4. Diabetes tipo 2 e gastroparese. www.healthline.com/health/type-2-diabetes/gastroparesis. Acesso em Agosto de 2018.
5. Parkman HP, Yates KP, Hasler WL, et al. Ingestão dietética e deficiências nutricionais em doentes com gastroparese diabética ou idiopática. Gastroenterologia. 2011;141:486-498.
6. Rao AS, Camilleri M. Artigo de revisão: metoclopramida e discinesia tardive. Aliment Pharmacol Ther. 2010;31:11-19.
7. Maganti K, Onyemere K, Jones MP. Eritromicina oral e alívio sintomático da gastroparese: uma revisão sistemática. Am J Gastroenterol. 2003;98:259-263.
8. Sugumar A, Singh A, Pasricha PJ. Uma revisão sistemática da eficácia da domperidona para o tratamento da gastroparese diabética. Clin Gastroenterol Hepatol. 2008;6:726-733.
9. Abell TL, Camilleri M, DiMagno EP, et al. Eficácia a longo prazo do cisapride oral na dismotilidade intestinal superior sintomática. Dig Dis Sci. 1991;36:616-620.

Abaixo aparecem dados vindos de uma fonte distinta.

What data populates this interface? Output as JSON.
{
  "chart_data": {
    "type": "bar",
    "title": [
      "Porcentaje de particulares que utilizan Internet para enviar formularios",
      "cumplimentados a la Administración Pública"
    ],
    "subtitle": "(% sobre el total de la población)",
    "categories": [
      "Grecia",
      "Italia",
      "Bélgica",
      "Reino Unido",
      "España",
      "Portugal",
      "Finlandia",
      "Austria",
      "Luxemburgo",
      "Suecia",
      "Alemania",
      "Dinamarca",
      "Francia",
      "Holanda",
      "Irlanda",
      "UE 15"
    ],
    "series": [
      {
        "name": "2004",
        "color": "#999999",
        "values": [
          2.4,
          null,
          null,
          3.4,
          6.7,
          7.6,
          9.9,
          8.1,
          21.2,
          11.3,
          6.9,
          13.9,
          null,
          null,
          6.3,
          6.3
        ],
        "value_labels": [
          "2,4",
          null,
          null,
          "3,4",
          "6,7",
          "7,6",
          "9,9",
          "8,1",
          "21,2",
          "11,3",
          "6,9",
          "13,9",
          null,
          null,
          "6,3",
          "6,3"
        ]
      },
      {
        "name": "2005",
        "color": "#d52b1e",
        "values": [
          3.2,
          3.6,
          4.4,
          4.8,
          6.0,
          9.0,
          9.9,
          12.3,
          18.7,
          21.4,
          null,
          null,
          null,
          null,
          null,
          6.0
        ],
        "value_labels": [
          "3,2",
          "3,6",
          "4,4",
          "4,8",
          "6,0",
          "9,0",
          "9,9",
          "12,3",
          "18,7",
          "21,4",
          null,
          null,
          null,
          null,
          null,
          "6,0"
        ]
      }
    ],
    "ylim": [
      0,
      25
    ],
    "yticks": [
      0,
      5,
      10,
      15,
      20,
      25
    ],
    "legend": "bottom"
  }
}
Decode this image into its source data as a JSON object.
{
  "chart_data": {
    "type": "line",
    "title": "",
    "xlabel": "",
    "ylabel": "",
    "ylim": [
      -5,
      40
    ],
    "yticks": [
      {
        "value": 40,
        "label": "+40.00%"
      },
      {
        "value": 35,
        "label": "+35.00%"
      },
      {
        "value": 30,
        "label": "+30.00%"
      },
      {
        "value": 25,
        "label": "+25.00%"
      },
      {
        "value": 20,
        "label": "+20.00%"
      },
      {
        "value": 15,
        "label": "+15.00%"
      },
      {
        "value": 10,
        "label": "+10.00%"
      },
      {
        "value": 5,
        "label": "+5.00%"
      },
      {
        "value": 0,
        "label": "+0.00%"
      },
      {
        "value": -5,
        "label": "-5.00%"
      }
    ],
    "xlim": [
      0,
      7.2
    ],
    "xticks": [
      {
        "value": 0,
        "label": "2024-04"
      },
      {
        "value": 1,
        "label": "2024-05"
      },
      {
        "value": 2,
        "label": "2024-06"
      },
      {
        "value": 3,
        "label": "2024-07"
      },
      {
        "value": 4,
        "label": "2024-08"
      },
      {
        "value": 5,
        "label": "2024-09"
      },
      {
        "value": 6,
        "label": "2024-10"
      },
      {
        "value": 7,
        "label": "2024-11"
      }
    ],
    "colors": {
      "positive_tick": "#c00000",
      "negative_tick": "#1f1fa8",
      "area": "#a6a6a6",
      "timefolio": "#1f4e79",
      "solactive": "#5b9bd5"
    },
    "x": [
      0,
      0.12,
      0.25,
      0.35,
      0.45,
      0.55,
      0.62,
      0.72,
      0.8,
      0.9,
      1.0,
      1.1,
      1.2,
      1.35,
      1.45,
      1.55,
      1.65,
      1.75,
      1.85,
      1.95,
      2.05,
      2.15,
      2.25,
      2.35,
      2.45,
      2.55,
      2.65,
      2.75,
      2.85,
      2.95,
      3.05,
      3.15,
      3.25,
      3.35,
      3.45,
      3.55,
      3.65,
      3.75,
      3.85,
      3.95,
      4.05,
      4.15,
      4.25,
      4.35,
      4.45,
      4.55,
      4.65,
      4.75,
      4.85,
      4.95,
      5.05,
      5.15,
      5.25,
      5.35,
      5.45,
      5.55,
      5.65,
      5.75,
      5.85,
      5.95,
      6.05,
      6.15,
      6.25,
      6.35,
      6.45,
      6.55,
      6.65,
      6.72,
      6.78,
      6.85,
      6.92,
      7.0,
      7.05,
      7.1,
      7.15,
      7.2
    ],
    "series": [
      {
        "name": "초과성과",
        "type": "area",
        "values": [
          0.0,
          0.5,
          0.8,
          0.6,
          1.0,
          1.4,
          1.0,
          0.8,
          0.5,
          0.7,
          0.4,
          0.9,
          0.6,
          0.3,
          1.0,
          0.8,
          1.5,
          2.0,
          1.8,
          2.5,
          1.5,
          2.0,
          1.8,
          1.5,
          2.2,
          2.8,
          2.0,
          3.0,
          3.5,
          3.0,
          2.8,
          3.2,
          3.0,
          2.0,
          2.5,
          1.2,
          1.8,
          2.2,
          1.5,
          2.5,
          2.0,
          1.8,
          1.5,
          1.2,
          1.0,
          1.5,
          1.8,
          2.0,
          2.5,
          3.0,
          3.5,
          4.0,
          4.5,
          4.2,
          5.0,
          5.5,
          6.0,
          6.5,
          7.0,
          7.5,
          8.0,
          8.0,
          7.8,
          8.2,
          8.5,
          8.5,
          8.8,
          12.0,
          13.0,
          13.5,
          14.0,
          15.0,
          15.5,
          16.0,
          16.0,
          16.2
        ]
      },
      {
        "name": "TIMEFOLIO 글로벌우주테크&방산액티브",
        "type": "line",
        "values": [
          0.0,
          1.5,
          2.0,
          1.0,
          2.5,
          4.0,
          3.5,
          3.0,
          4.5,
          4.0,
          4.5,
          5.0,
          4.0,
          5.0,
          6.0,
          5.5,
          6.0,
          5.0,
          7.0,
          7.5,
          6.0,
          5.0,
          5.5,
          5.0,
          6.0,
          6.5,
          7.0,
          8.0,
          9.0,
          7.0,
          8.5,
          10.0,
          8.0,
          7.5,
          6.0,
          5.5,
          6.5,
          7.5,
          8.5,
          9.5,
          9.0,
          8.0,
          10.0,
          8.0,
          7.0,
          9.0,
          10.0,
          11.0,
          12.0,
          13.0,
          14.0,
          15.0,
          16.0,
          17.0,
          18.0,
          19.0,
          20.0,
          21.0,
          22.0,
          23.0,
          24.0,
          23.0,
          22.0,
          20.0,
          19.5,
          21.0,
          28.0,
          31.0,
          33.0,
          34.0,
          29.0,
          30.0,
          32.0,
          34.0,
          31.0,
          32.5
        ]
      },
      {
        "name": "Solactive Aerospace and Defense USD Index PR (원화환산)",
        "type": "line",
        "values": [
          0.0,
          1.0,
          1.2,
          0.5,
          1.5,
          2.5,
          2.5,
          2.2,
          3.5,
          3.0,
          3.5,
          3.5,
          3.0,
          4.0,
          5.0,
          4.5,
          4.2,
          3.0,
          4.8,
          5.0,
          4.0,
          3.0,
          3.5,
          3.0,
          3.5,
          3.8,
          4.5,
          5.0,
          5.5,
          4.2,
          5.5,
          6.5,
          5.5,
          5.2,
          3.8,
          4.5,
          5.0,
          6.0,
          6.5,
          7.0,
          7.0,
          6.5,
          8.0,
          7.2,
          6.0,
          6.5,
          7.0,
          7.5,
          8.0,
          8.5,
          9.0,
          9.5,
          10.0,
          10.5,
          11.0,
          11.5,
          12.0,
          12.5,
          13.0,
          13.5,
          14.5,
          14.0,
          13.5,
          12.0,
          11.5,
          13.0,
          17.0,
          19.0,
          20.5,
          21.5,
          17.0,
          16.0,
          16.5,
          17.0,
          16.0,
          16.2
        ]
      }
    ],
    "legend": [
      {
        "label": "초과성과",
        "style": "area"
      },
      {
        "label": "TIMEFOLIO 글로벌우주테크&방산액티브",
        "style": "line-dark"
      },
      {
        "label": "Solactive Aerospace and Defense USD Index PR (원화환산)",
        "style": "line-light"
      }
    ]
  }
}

10. Youssef AS, Parkman HP, Nagar S. Interacções medicamentosas na gestão farmacológica da gastroparese. Neurogastroenterol Motil. 2015;27:1528-1541.
11. Prakash C, Lustman PJ, Freedland KE, Clouse RE. Antidepressivos tricíclicos para náuseas funcionais e vómitos: resultado clínico em 37 pacientes. Dig Dis Sci. 1998;43:1951-1951-1956.
12. Heckert J, Sankineni A, Hughes WB, et al. Gastric electric stimulation for refractory gastroparesis: uma análise prospectiva de 151 pacientes num único centro. Dig Dis Sci. 2016;61:168-175.